Alarm.com (ALRM) Proxy filing summary
Event summary combining transcript, slides, and related documents.
Proxy filing summary
23 Apr, 2026Executive summary
The annual meeting is scheduled for June 3, 2026, with voting on director elections, auditor ratification, and executive compensation approval.
Proxy materials are provided electronically to reduce costs and environmental impact, with options for paper copies upon request.
Shareholders can vote by phone, internet, mail, or in person, with detailed instructions provided.
Only shareholders of record as of April 7, 2026, are eligible to vote; 49,399,085 shares are outstanding.
Voting matters and shareholder proposals
Shareholders will vote on electing eight directors, ratifying PricewaterhouseCoopers LLP as auditor for 2026, and an advisory say-on-pay vote for executive compensation.
Shareholder proposals for the 2027 meeting must be submitted by December 24, 2026, for proxy inclusion, with additional advance notice requirements for other proposals or nominations.

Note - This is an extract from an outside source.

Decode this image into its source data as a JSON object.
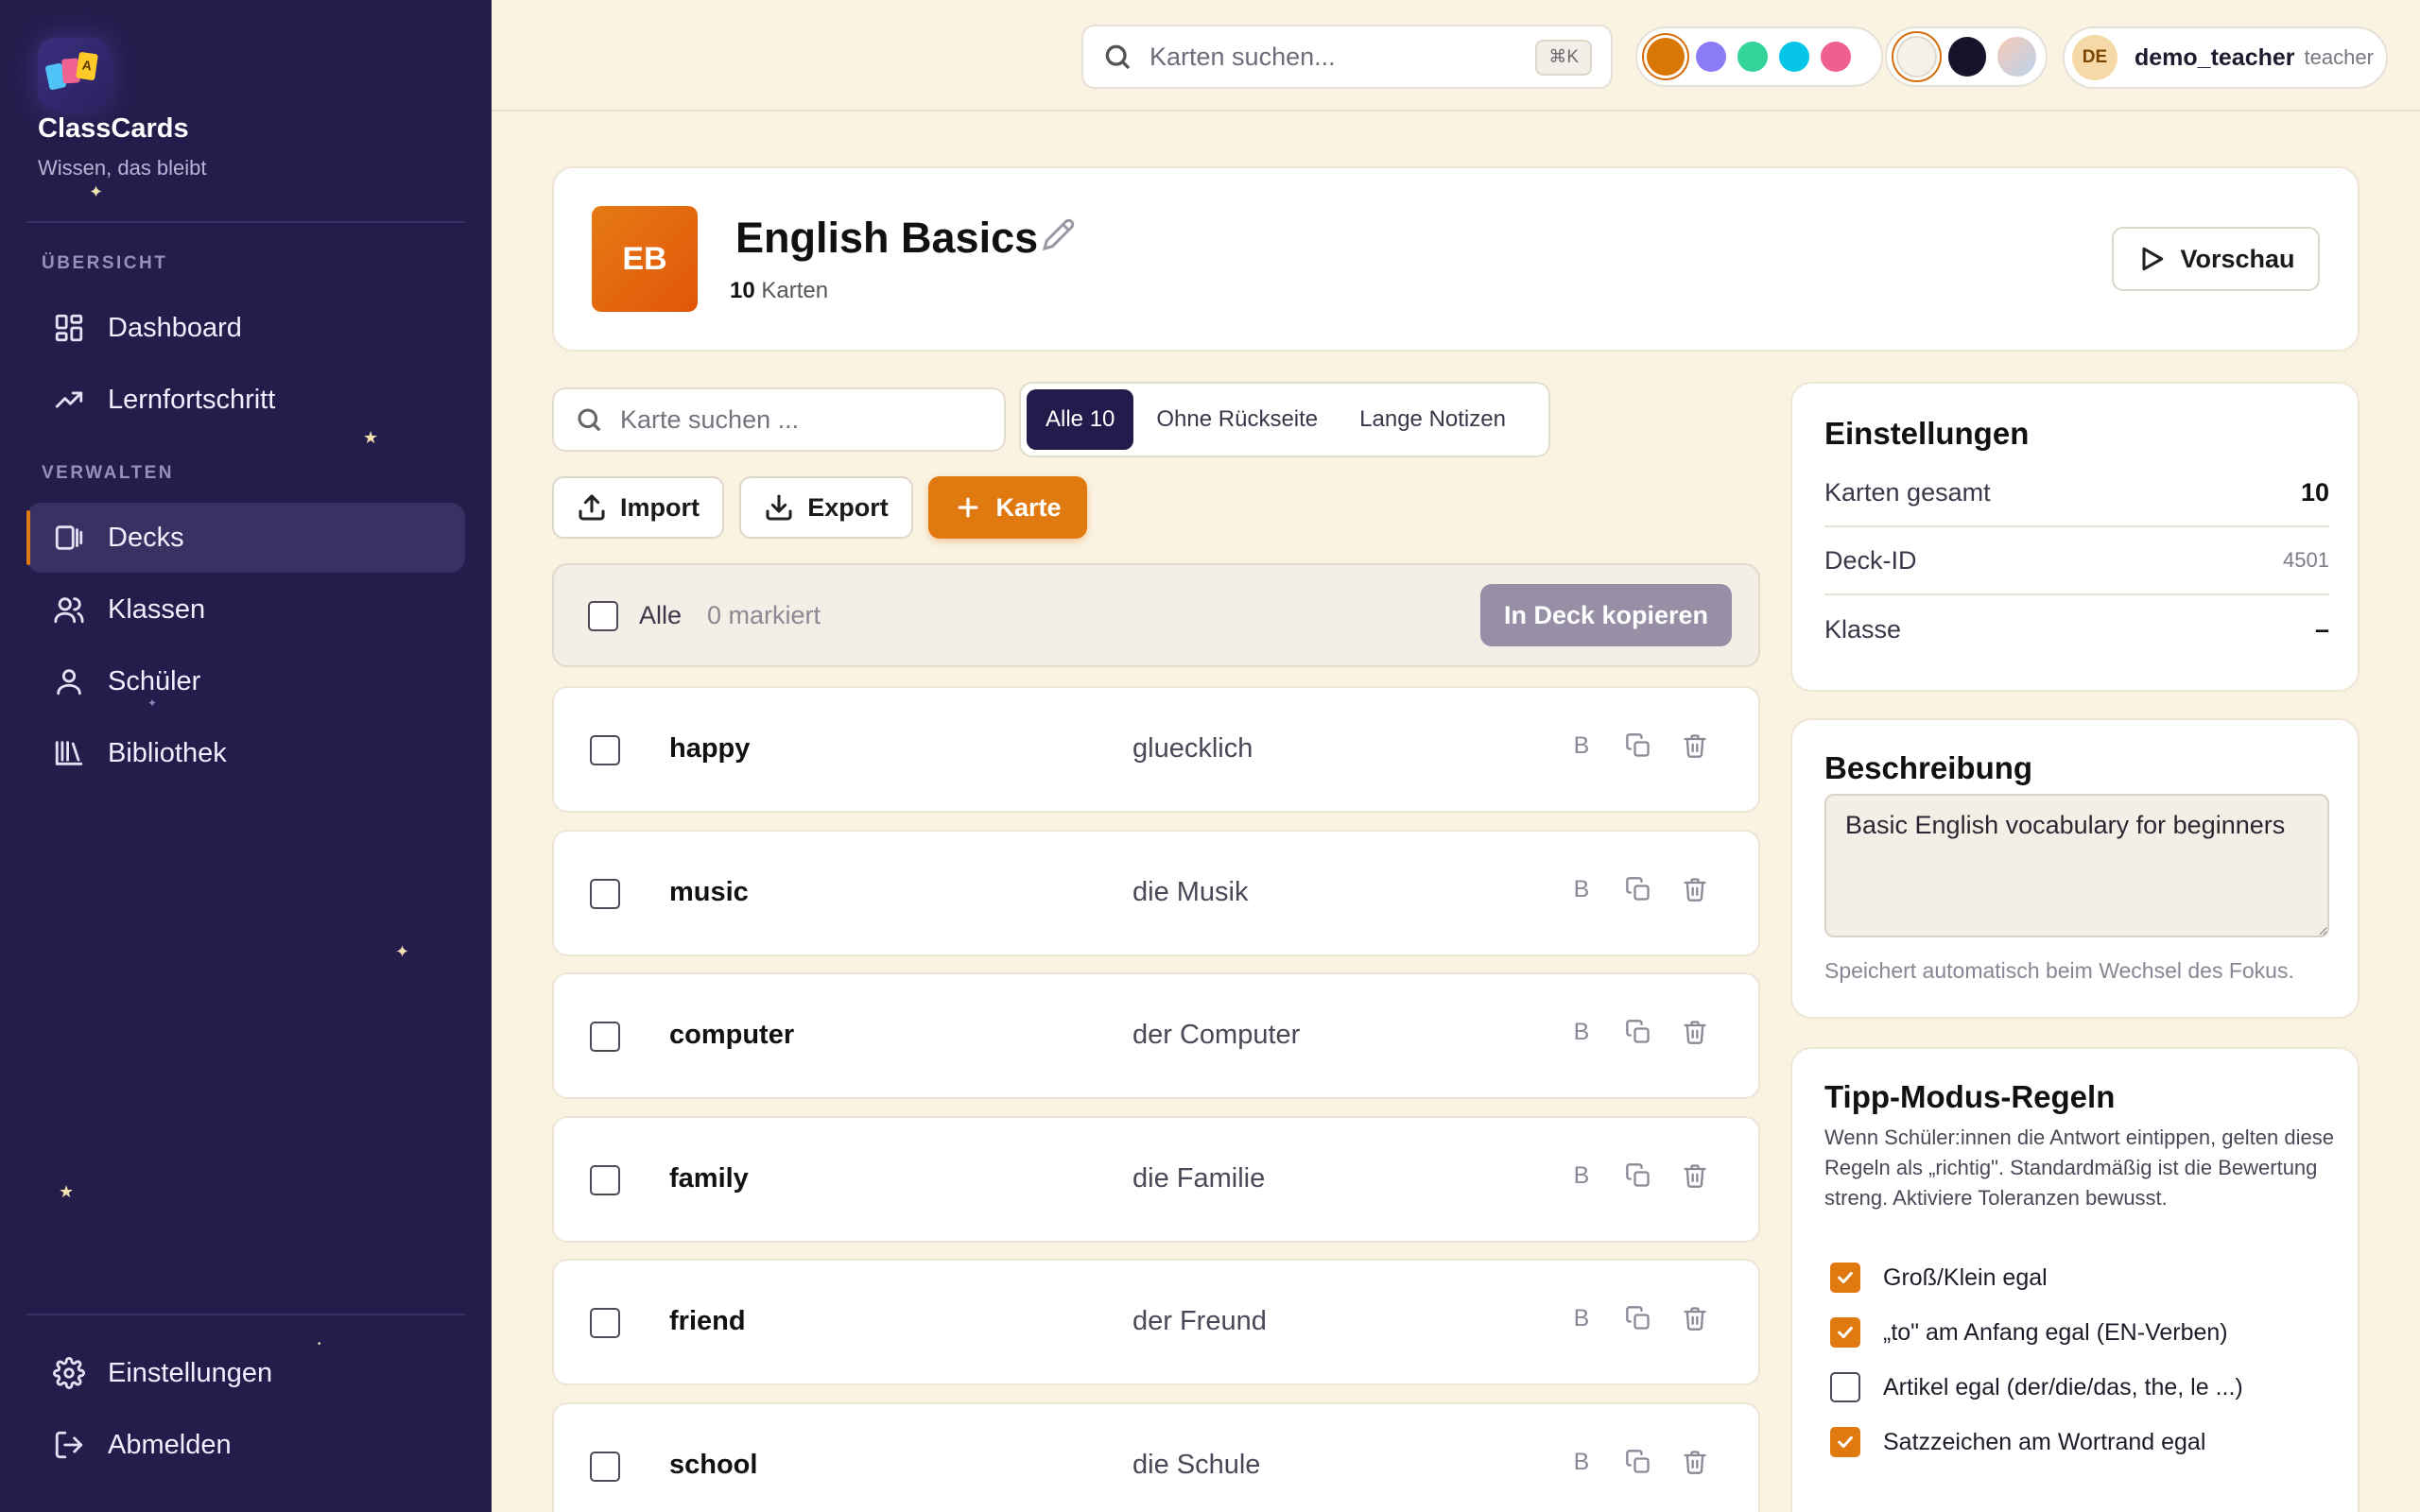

Proxy access allows groups holding at least 3% of shares for three years to nominate directors for inclusion in the proxy.
Board of directors and corporate governance
The board consists of eight members, with all but the CEO deemed independent under Nasdaq rules.
The board is led by an independent chair, with separate CEO and chair roles to reinforce oversight.
Board committees include Audit, Compensation, and Nominating and Corporate Governance, all composed of independent directors.
Directors bring expertise in finance, global business, leadership, M&A, sales, marketing, and technology.
Board diversity includes two female directors and three racially/ethnically diverse members.
Directors are expected to attend meetings, with all attending at least 75% of meetings in 2025.